Narrator: This is Science Today. A simple blood test that detects a hormone that goes up during cardiac stress has been found in a recent study to accurately predict the risk of cardiovascular events and death in patients with known cardiovascular disease. The test is for a protein called NT-proBNP, which is a marker in the blood for a hormone called BNP.

Whooley: We thought it's kind of a litmus test for the heart, telling us how well is the heart doing during that particular moment in time.

Narrator: Study leader Dr. Mary Whooley of the University of California, San Francisco , explains that this test picks up an element of risk that was not otherwise being detected.

Whooley: This is not a test that should be routinely used in patients who have heart disease and certainly not in patients who do not have known heart disease. It does predict increase in risk, but there's nothing we can do about that increase in risk other than giving the same advice that we still do to patients – take your medicines, stop smoking, lose weigh, exercise, keep your cholesterol under control and take your blood pressure medicines.

Narrator: For Science Today, I'm Larissa Branin.

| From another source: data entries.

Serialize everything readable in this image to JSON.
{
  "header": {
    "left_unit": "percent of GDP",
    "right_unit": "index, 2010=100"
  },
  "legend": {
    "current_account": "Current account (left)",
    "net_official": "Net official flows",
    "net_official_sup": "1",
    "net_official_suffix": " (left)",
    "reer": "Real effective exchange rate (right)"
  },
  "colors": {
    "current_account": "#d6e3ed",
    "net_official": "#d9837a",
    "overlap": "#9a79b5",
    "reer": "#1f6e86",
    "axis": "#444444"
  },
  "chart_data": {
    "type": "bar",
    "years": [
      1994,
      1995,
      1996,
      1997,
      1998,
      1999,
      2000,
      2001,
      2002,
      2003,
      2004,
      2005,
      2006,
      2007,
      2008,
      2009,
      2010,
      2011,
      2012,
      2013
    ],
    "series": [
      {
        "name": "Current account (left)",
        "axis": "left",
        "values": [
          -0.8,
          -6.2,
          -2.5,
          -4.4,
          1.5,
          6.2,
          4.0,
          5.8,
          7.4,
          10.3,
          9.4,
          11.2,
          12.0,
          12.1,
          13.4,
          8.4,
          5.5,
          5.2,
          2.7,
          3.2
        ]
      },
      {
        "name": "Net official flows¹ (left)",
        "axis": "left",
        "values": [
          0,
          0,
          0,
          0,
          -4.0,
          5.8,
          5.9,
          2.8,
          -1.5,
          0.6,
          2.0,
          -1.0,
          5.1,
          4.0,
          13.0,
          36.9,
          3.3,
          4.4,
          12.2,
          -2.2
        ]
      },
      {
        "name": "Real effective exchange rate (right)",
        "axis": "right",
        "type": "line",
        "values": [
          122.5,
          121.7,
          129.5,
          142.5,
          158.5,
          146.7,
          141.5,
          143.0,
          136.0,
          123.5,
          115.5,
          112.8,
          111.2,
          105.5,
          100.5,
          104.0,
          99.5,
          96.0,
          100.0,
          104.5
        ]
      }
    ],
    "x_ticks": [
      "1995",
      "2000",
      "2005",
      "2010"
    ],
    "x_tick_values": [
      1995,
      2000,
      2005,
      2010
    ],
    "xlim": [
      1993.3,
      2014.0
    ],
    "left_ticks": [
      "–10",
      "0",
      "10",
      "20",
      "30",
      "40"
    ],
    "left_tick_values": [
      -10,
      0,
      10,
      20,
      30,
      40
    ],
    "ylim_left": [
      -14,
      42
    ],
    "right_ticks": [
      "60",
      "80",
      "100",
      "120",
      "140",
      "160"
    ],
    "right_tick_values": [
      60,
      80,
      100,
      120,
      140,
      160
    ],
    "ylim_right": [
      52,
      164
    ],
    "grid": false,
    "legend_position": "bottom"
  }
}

E. New Instrument May Lead to Better Treatment for Blinding Diseases

Narrator: This is Science Today. Clinical trials are underway for a breakthrough instrument that visualizes the eye's retina. Researchers at the Lawrence Livermore National Laboratory helped develop an advanced ophthalmoscope that will allow eye doctors to non-invasively visualize a patient's retina at the cellular level, which may lead to better detection, diagnosis and treatment.

Olivier: So, what we have here is an instrument that we hope will allow early detection of eye disease when it's most treatable, as well as an instrument that will enable the medical community to establish the efficacy of the most advanced treatments for these blinding diseases.

Narrator: Scott Olivier, associate division leader of the Lab's Optical Science & Technology department, says these blinding diseases include age-related macular degeneration and glaucoma.

Olivier: These are the main diseases that create vision loss in this country and each one of these are diseases that damage cells in the retina and if we can detect them early, then that will allow us to hopefully treat them much better.

Narrator: For Science Today, I'm Larissa Branin.